Acquired in August from the Toronto Blue Jays at virtually no cost, Rivera hit .274 with five home runs and 46 runs batted in in 62 games for the Dodgers in 2011. The Dodgers re-signed the 33-year-old outfielder to a one-year, $4.5-million deal over the winter to complement Kemp and Ethier in the middle of the order.

Rivera has traditionally been a slow starter. Over his 12-year career, Rivera has hit .261 before the All-Star break and .292 after it.

"I've learned to concentrate better and be more selective," Rivera said. "I'm still learning."

Because of Rivera's age, Mattingly said he will be careful not to overuse him. Rivera was out of the lineup Saturday for the second time in nine games.

Vin Scully is set to return

Vin Scully will return to his booth at Dodger Stadium on Sunday to call the Dodgers' series finale with San Diego on Jackie Robinson Day.

Scully, 84, missed the Dodgers' first six home games because of a severe cold. The Hall of Famer didn't call the home opener for only the second time in his 63 years with the club.

Scully is said to be feeling considerably better and looking forward to watching Clayton Kershaw pitch.

Charley Steiner and Steve Lyons called games on Prime Ticket in Scully's absence. Rick Monday and Kevin Kennedy handled the radio broadcasts.

Timely injury

The Dodgers had to clear a roster spot for pitcher Ted Lilly, who was coming off the disabled list to start Saturday.

There were three relievers they could send to the minors without risking to lose them to other teams, but all three were vital parts of the bullpen: closer Javy Guerra, setup man Kenley Jansen and Josh Lindblom.

Well, it so happened that a pitcher turned up injured. And it so happened that the injured pitcher had a team-worst earned-run average of 36.00.

That pitcher, Todd Coffey, was moved to the 15-day disabled list, creating the space on the active roster for Lilly.

Mattingly insisted that right-hander Coffey's right knee is really inflamed, as did Coffey.
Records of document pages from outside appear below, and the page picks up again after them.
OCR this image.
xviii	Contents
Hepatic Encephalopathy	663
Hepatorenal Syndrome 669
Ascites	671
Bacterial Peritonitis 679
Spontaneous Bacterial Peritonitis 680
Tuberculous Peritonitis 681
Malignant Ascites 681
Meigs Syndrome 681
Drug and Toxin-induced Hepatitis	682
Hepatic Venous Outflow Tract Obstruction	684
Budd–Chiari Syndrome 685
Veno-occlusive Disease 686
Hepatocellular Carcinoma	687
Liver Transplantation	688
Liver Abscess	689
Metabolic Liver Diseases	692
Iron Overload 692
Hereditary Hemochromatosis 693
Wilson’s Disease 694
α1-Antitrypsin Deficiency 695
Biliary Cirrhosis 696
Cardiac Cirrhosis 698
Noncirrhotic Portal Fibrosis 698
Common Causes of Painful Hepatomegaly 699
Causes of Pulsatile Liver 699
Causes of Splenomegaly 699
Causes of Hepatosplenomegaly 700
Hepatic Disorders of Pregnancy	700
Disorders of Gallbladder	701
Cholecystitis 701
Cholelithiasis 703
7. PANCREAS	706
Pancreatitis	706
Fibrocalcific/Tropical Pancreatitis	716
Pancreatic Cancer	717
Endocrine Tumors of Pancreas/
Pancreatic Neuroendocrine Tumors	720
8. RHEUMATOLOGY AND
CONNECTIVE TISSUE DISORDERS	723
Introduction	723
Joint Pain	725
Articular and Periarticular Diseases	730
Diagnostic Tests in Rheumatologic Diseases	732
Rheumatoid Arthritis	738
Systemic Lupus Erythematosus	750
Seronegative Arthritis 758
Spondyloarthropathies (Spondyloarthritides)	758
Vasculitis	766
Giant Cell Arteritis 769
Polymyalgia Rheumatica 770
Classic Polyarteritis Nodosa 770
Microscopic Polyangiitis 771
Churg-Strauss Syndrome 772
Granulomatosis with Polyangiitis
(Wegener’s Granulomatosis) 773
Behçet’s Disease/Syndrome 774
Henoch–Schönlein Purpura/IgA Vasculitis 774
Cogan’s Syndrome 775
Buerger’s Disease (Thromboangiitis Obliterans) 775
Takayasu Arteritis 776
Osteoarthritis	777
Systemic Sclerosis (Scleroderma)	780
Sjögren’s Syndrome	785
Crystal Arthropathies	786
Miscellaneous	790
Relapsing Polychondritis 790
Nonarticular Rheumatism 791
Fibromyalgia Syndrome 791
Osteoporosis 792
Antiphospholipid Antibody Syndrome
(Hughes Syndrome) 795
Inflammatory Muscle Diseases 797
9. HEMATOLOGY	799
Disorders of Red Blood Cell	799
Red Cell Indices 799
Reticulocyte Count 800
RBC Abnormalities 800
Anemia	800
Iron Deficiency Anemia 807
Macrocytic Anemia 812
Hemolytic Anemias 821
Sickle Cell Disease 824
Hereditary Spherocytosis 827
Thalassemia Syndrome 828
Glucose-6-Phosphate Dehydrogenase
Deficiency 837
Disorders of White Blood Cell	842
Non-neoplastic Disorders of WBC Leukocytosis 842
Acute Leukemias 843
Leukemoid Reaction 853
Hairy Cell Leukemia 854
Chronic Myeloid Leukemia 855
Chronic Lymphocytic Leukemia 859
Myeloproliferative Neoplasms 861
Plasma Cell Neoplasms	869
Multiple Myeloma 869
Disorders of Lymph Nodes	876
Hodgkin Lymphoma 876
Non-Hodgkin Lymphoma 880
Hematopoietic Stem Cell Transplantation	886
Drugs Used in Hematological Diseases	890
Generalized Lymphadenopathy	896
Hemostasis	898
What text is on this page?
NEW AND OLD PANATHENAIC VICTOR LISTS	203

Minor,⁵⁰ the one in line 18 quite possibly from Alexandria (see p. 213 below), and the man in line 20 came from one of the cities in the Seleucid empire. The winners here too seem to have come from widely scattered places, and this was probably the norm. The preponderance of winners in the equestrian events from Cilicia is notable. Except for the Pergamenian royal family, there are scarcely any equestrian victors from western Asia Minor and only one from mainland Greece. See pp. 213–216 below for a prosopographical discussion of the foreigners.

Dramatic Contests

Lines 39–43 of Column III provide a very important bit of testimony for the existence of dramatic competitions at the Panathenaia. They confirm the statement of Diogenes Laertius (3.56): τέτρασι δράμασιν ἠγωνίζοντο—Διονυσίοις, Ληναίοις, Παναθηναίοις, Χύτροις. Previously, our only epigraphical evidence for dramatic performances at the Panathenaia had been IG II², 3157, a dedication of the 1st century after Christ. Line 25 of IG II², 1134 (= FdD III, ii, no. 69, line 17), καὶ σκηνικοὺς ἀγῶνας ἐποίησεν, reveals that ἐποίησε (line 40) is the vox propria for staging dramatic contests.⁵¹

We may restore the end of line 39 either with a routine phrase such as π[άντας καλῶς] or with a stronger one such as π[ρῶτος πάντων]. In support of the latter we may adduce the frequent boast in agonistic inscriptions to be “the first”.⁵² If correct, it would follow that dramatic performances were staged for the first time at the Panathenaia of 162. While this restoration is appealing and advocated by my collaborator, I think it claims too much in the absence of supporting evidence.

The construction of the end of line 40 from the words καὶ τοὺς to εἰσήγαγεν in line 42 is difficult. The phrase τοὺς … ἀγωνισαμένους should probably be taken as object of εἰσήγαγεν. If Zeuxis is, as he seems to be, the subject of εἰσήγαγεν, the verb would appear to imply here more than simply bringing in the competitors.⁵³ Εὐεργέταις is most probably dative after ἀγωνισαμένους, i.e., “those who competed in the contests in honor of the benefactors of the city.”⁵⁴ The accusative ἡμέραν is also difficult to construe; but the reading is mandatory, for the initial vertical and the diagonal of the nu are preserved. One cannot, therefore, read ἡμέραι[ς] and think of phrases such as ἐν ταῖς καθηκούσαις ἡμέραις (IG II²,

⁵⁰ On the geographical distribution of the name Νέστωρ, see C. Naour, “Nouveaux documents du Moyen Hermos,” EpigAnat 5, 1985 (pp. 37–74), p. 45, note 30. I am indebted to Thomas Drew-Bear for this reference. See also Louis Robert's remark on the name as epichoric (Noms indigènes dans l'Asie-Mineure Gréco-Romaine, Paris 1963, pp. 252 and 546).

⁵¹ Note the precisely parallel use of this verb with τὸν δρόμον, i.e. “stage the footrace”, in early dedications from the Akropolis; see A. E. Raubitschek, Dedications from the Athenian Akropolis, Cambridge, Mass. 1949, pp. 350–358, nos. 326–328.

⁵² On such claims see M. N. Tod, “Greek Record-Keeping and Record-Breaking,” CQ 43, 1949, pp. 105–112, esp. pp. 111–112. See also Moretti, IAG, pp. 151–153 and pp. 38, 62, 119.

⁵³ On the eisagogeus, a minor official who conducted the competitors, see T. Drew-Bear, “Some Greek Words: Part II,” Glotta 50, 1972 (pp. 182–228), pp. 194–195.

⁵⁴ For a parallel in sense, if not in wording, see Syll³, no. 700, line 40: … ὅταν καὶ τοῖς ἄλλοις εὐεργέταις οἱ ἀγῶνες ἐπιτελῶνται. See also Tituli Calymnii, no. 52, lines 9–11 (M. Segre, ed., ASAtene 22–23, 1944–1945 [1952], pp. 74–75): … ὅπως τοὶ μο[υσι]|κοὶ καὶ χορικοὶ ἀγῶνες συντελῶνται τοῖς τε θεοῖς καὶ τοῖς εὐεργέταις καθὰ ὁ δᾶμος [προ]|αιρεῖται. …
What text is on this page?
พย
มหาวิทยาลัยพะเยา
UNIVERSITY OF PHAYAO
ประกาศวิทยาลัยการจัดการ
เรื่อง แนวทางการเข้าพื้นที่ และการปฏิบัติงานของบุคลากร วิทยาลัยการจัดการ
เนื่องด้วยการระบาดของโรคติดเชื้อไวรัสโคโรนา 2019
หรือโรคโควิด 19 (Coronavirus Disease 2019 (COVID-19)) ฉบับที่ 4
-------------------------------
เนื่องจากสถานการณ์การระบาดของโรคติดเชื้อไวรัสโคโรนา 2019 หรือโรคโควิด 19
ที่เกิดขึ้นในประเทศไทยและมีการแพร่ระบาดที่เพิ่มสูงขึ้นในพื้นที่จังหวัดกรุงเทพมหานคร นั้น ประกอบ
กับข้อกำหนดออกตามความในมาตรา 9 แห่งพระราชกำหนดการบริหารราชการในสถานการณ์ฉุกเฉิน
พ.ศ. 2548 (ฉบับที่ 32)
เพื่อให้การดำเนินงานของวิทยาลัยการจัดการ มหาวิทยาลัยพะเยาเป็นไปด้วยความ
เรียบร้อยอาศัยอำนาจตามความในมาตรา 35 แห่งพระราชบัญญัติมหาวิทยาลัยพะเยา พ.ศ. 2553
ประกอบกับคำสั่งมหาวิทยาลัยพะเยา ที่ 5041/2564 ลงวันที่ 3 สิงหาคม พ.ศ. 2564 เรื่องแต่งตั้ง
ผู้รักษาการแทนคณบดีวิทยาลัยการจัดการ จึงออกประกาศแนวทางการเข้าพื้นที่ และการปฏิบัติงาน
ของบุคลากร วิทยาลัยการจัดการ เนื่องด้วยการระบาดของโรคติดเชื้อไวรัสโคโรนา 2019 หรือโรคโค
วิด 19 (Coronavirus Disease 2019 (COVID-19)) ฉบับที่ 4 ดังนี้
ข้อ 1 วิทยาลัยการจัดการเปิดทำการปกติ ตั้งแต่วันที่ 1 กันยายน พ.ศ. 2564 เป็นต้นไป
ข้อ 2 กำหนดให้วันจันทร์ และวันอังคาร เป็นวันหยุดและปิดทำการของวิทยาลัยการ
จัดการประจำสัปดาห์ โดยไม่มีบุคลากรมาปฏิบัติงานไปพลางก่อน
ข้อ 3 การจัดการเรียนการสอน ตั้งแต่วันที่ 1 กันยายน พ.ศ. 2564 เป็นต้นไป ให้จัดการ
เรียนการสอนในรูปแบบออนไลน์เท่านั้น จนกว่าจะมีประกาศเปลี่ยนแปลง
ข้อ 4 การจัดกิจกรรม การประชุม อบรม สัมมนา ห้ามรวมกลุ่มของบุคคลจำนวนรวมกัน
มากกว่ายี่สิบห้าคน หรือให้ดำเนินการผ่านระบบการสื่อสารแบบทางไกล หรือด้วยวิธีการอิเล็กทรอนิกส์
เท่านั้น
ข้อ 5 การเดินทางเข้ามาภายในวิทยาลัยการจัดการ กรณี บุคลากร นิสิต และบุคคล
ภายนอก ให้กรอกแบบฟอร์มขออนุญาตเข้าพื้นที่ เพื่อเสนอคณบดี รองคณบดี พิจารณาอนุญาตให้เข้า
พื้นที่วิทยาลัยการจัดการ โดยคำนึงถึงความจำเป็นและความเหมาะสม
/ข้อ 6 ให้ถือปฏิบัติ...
Mattingly acknowledged the injury isn't particularly severe and described the move as a precautionary measure.

"It's too early to be messing around and turning into something bigger," Mattingly said.

Coffey initially protested the move.

Did Mattingly have to threaten to release him to get him to agree to it?

"No," Mattingly said.

Coffey, who made his trademark bullpen-to-mound sprint Friday night without any problems, said he will rest for three days before resuming throwing.